Adi Osovsky, a Harvard SJD candidate, has written The Misconception of the Consumer as a Homo Economicus: A Behavioral Economic Approach to Consumer Protection in the Credit Reporting System, forthcoming in the Suffolk University Law Review. Here's the abstract:
The significant increase in the number of consumer transactions, along with the expansion of information technology, have created massive amounts of detailed information on each individual's credit history. Consumer credit reporting agencies ("CRAs") play an important role in this financial information market.
Although the credit reporting system has significant economic benefits, CRAs have a tarnished reputation as far as consumer protection is concerned. While making their business out of gathering, compiling and analyzing consumers' information, CRAs generally do not have privity of contract with those very same consumers and thus have little or no incentive to protect consumers' privacy and ensure the accuracy of every single credit report. Such lack of incentive has resulted in numerous consumer problems, including inaccuracies in credit reports and erroneous credit scores; infringement of consumers' right to privacy; contribution to the prevalence of identity theft; and the creation of a fertile ground for consumer manipulation through targeted marketing lists.

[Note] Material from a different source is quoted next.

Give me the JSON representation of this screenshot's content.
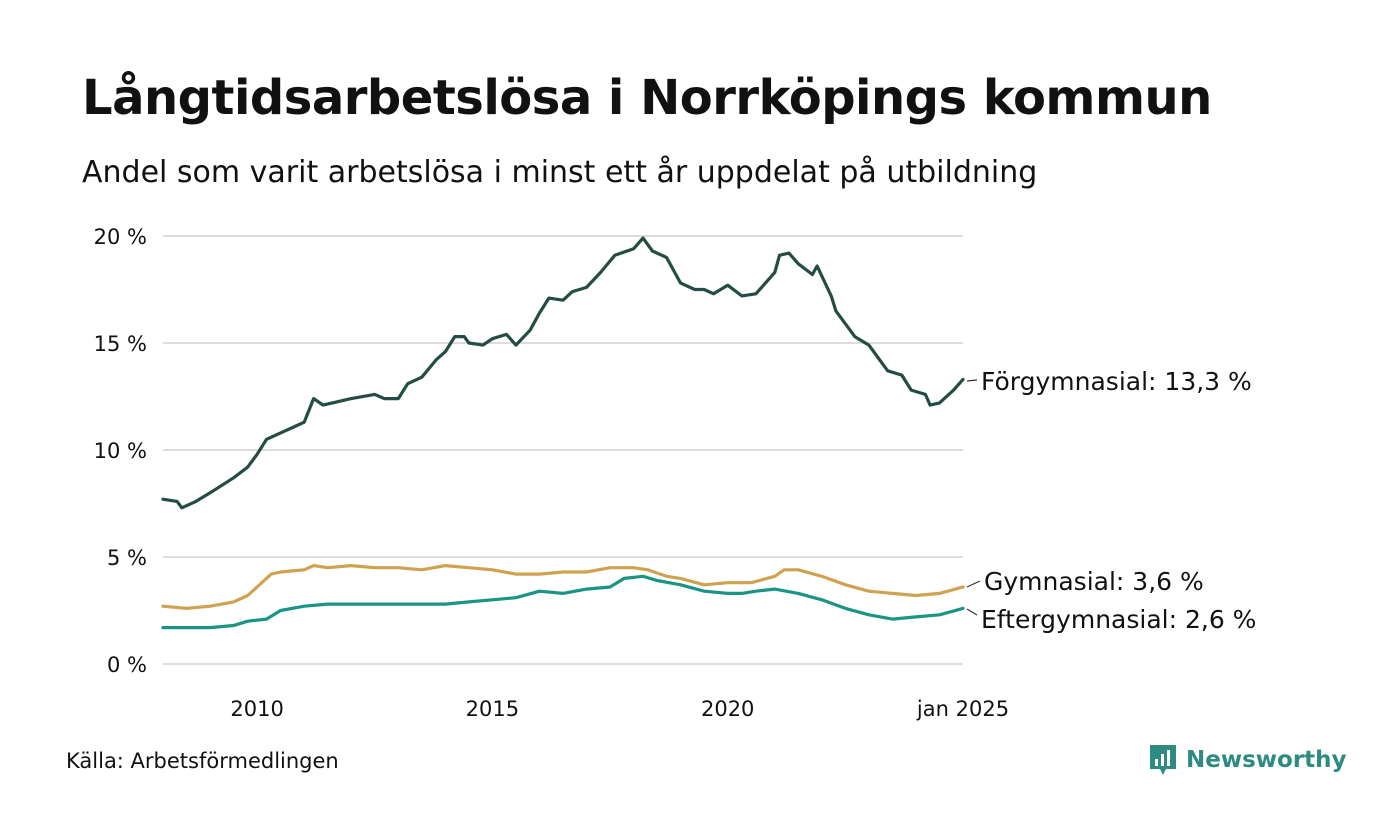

This paper suggests that the current regulatory system has been captivated by the misconception of the consumer as Homo Economicus. Existing regulation has given consumers a significant role in facilitating the production of more accurate credit, envisioning rational, vigilant and alert consumers, who regularly monitor their credit reports, dispute errors and opt-out from marketing lists. However, studies have shown that consumers' rationality in decision making is in fact doubtful, and so too is the justification of imposing monitoring responsibilities on consumers.
The paper challenges the economic regulatory approach through the behavioral economic approach – a relatively new model that aspires to explain consumers' biases and cognitive limitations, which are absent in the standard economic framework. The paper then explores two potential consumer protection mechanisms, drawn from the behavioral economic framework: applying psychological tools, such as disclosure and framing, for a better designed system; and enhancing consumer financial literacy.